阿普托斯这一路一直被瑟诺斯缠着走在最后面说悄悄话,没注意前边发生了什么,等他听到动静赶过来,小孩们已经倒了一地。看到这场景,他惊讶地问:“这是发生了什么事?”
达奈斯和萨图罗斯目睹了全部经过,达奈斯也很吃惊,顿了顿,说:“你看到了,这个面包商之子打人,打倒了这么多人。”
这话一出,塞雷布斯顿时明白了眼前这一出的幕后指使是谁。他似笑非笑地望着达奈斯。
阿普托斯将信将疑。他觉得塞雷布斯看起来不像爱惹事的性子,况且他无缘无故地打人做什么?还一个人打这么多人。

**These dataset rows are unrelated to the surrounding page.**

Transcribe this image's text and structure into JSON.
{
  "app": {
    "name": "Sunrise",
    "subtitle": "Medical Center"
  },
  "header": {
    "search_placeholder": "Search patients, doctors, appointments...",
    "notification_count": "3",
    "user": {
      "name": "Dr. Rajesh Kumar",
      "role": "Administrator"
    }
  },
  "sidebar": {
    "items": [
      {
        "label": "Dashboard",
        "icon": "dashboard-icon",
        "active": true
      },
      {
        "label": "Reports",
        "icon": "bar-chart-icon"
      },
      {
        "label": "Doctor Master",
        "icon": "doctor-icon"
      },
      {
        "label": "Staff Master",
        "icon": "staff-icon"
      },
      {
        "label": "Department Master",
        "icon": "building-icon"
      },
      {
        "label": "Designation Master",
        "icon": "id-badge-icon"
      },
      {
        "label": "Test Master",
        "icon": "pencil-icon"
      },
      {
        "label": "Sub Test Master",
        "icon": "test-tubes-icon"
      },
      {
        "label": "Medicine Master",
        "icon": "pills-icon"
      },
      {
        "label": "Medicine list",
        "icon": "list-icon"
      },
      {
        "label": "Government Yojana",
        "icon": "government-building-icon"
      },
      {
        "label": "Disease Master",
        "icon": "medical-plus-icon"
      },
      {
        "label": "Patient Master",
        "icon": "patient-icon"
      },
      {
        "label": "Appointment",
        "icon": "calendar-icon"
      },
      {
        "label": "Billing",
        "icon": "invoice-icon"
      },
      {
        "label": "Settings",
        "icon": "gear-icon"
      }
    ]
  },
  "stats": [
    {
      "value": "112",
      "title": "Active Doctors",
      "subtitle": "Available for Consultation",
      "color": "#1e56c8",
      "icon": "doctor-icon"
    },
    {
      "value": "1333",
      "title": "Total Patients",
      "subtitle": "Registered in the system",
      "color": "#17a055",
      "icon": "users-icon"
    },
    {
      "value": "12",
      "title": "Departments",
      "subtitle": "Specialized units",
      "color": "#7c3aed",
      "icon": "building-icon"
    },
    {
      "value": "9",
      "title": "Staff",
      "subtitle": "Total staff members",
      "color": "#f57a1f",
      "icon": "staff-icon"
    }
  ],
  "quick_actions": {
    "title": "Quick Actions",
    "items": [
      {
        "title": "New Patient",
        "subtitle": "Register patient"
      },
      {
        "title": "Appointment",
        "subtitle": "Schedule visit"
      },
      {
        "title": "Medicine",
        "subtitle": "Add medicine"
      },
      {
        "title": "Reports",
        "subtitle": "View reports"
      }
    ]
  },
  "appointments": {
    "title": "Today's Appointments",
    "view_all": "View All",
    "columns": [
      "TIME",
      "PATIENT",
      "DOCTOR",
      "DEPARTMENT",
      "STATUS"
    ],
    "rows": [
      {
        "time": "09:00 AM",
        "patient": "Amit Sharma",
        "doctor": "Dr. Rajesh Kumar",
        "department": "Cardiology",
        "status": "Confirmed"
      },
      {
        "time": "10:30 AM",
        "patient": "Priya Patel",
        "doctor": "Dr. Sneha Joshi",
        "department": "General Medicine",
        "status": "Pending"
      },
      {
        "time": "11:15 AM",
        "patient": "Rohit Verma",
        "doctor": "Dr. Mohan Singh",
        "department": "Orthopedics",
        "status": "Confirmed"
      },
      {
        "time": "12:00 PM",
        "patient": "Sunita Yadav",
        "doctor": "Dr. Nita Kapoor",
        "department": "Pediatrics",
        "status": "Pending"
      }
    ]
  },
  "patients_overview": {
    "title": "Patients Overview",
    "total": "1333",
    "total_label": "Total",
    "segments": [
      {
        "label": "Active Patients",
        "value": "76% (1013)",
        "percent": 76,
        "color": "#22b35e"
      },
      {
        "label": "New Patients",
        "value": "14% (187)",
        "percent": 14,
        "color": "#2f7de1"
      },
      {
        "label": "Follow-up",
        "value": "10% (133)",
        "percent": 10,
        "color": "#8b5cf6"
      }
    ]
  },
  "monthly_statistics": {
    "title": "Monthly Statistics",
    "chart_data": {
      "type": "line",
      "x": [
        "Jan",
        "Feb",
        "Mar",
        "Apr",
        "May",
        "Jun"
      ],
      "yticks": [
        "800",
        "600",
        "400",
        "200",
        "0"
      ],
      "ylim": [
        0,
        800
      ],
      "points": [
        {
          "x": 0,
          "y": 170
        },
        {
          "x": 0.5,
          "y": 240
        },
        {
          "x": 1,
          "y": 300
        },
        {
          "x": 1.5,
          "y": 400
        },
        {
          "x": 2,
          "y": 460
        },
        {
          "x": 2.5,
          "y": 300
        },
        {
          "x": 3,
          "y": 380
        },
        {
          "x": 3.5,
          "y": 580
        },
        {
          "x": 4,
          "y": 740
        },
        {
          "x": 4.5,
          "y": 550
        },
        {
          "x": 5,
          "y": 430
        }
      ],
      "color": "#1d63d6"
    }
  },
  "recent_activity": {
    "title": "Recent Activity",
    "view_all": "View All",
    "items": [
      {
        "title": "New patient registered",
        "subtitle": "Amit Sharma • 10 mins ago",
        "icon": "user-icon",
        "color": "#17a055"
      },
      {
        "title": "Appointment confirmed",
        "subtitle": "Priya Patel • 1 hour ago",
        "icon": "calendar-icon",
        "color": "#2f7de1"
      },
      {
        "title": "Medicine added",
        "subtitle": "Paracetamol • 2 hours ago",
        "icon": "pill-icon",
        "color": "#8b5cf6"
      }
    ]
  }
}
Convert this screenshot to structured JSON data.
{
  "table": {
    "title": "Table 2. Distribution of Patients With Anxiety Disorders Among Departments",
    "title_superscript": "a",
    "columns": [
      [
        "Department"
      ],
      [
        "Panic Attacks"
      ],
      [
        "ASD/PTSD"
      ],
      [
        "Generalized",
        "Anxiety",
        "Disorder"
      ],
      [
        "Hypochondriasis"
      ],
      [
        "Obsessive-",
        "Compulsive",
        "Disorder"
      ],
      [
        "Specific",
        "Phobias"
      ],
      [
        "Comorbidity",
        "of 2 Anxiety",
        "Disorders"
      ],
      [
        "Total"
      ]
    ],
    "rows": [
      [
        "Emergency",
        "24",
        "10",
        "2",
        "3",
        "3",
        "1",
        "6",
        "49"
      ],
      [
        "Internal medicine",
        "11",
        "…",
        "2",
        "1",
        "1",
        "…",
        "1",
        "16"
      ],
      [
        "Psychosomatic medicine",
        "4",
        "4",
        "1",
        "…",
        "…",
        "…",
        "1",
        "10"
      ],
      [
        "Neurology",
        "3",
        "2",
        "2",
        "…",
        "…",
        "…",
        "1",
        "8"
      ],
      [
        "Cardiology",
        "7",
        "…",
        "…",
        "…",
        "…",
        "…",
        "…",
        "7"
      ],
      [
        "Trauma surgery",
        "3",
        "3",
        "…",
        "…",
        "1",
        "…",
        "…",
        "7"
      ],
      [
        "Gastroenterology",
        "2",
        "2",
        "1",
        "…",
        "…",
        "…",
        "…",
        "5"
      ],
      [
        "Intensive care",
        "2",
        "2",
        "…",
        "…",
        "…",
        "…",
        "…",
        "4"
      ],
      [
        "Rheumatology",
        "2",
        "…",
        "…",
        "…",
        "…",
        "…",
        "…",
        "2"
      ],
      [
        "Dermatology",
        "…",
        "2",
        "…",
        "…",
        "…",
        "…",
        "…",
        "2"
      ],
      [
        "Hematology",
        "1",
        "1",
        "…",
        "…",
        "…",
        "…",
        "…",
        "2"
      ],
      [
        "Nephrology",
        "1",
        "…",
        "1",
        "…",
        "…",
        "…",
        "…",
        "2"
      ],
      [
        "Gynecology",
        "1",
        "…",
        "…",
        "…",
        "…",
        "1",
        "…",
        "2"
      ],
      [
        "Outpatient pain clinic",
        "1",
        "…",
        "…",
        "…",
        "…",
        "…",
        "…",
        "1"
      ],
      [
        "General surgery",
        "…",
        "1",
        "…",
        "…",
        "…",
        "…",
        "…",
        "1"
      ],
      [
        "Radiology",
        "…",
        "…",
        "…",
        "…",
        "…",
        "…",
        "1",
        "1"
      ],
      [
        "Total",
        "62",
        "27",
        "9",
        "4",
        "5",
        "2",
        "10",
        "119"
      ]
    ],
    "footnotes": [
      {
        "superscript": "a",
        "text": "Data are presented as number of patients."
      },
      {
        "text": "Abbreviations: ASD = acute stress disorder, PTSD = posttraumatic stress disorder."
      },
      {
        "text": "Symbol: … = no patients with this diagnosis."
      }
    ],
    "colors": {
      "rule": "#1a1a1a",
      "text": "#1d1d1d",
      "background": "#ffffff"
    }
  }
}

但是这么多人躺在地上也是事实,他有些迷惑。
“是谁打谁?”一个清亮的男孩嗓音在不远处响起。“我可亲眼看见了,这些人这么多人去打一个人,打不过还要诬赖吗?”那男孩和他们差不多大的年龄,边说边走近,身边还有三四个同龄的孩子,都是一脸嘲笑的表情。他们走近后,塞雷布斯认出都是弦琴学校和他们同一天入学的小孩。
达奈斯、瑟诺斯、萨图罗斯看到他们都是一脸敌视的表情,阿普托斯脸色也变了变。摔倒的小孩们都爬起来,站到阿普托斯四人身后。
那男孩惟妙惟肖地模仿了几句对话:“‘啊,对不起,我不是故意的。’‘没关系,赔我一个新蜡板就行。’……‘他欺负摩尔斯,打他!’”
事情的经过一目了然。
阿普托斯这边的人脸上阵红阵白,阿普托斯责备地望了同伴们一眼。
那男孩对塞雷布斯说:“我认识你,神眷之子。你父亲只是个小商人,你为什么要和这些贵族的儿子们走在一起?他们看不起你的,只会欺负你!要你不是很会打架,今天该被欺负的多惨啊!”